Cut into squares and serve. Top with whipped cream or vanilla ice cream, if you wish.

[Printer-friendly recipe.]

More gingerbread:
Gingerbread waffles, from The Perfect Pantry
Gingerbread cookies, from The Perfect Pantry
Gingerbread biscotti with apricots, from Cooking On the Side
Soft dark chocolate gingerbread cookies, from White on Rice Couple

Caribbean gingerbread, packed with spices and chewy goodness!

Disclosure: The Perfect Pantry earns a few pennies on purchases made through the Amazon.com links in this post. Thank you for supporting this site when you start your shopping here.


I adore gingerbread! This super gingery Caribbean version sounds great, Lydia. And, of course, it's a prime recipe to re-make gluten free. ;-) Adding it to my "must convert" list!


I love gingerbread, well, anything with molasses actually. Must try this version.

I'm jealous that you went to Trinidad, and intrigued by this recipe.

Shirley, I'm always so interested in your gluten-free remakes. Hope this one is easy.

Pattypro, be prepared for sticky goodness. We demolished this pan of gingerbread in am embarrassingly short time.

Kalyn, our homestay with Kathleen's family gave us real insight into the Trinidad way of life. It was an extraordinary experience.

oh no I have not.
but I sure do want to now!
I LOVE anything with fresh ginger; I swear my body is always craving it.

Oh, my! This sounds amazing. It has been such a cold, yucky day - I NEED to make this!

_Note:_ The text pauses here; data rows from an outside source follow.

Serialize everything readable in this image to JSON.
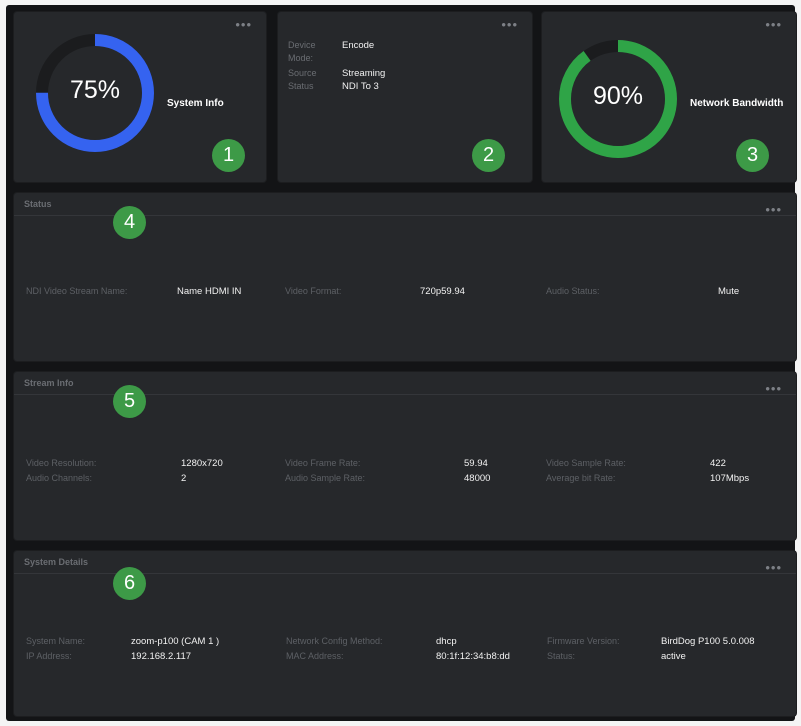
{
  "cards": {
    "system_info": {
      "title": "System Info",
      "percent_label": "75%",
      "percent": 75,
      "badge": "1",
      "color": "#3563f0"
    },
    "device": {
      "rows": [
        {
          "label": "Device",
          "value": "Encode"
        },
        {
          "label": "Mode:",
          "value": ""
        },
        {
          "label": "Source",
          "value": "Streaming"
        },
        {
          "label": "Status",
          "value": "NDI To 3"
        }
      ],
      "badge": "2"
    },
    "network": {
      "title": "Network Bandwidth",
      "percent_label": "90%",
      "percent": 90,
      "badge": "3",
      "color": "#2fa447"
    }
  },
  "status": {
    "title": "Status",
    "badge": "4",
    "items": [
      {
        "label": "NDI Video Stream Name:",
        "value": "Name HDMI IN"
      },
      {
        "label": "Video Format:",
        "value": "720p59.94"
      },
      {
        "label": "Audio Status:",
        "value": "Mute"
      }
    ]
  },
  "stream_info": {
    "title": "Stream Info",
    "badge": "5",
    "items": [
      {
        "label": "Video Resolution:",
        "value": "1280x720"
      },
      {
        "label": "Video Frame Rate:",
        "value": "59.94"
      },
      {
        "label": "Video Sample Rate:",
        "value": "422"
      },
      {
        "label": "Audio Channels:",
        "value": "2"
      },
      {
        "label": "Audio Sample Rate:",
        "value": "48000"
      },
      {
        "label": "Average bit Rate:",
        "value": "107Mbps"
      }
    ]
  },
  "system_details": {
    "title": "System Details",
    "badge": "6",
    "items": [
      {
        "label": "System Name:",
        "value": "zoom-p100 (CAM 1 )"
      },
      {
        "label": "Network Config Method:",
        "value": "dhcp"
      },
      {
        "label": "Firmware Version:",
        "value": "BirdDog P100 5.0.008"
      },
      {
        "label": "IP Address:",
        "value": "192.168.2.117"
      },
      {
        "label": "MAC Address:",
        "value": "80:1f:12:34:b8:dd"
      },
      {
        "label": "Status:",
        "value": "active"
      }
    ]
  },
  "more_label": "•••"
}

Vanillasugar, Judy: I know you will both adore this gingerbread. It's perfect for the foul weather we're having in the Northeast today.

I like everything gingerbread. How interesting that the fresh ginger is used, I guess that makes a difference..

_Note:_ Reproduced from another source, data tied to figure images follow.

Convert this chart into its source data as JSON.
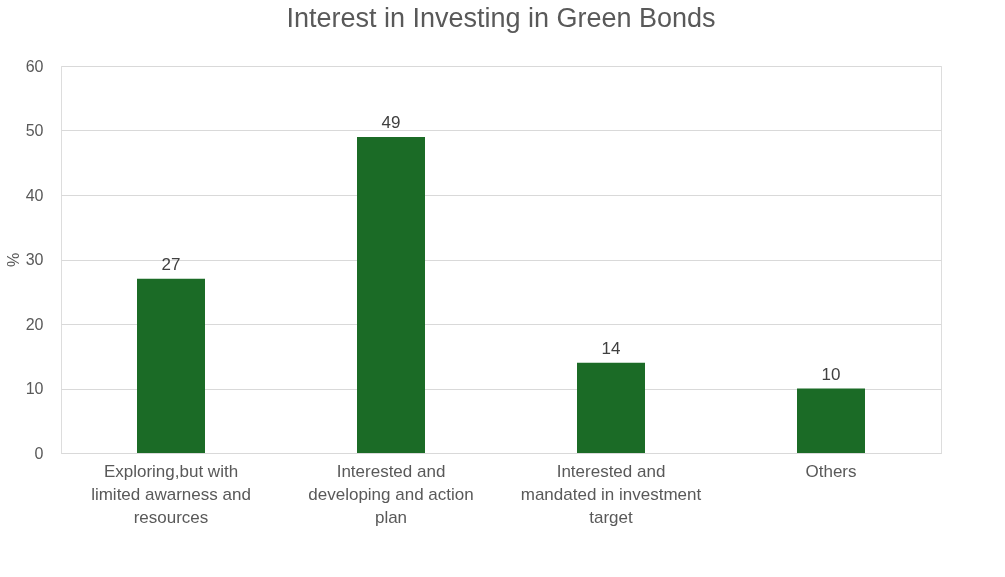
{
  "chart_data": {
    "type": "bar",
    "title": "Interest in Investing in Green Bonds",
    "ylabel": "%",
    "categories": [
      "Exploring,but with limited awarness and resources",
      "Interested and developing and action plan",
      "Interested and mandated in investment target",
      "Others"
    ],
    "values": [
      27,
      49,
      14,
      10
    ],
    "color": "#1b6b26",
    "ylim": [
      0,
      60
    ],
    "yticks": [
      0,
      10,
      20,
      30,
      40,
      50,
      60
    ],
    "grid": "y",
    "data_labels": true
  }
}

I've never tried food from Trinidad - love the use of ginger though so I know I'd love this version of gingerbread.

Medeja, it makes a big difference in flavor and texture. Try it!

Jeanette, I realized that I have a number of recipes from our visit to Trinidad that I've never shared on the blog, so they'll be appearing now from time to time. We loved the food there, and were so fortunate to stay with a woman who was a great cook.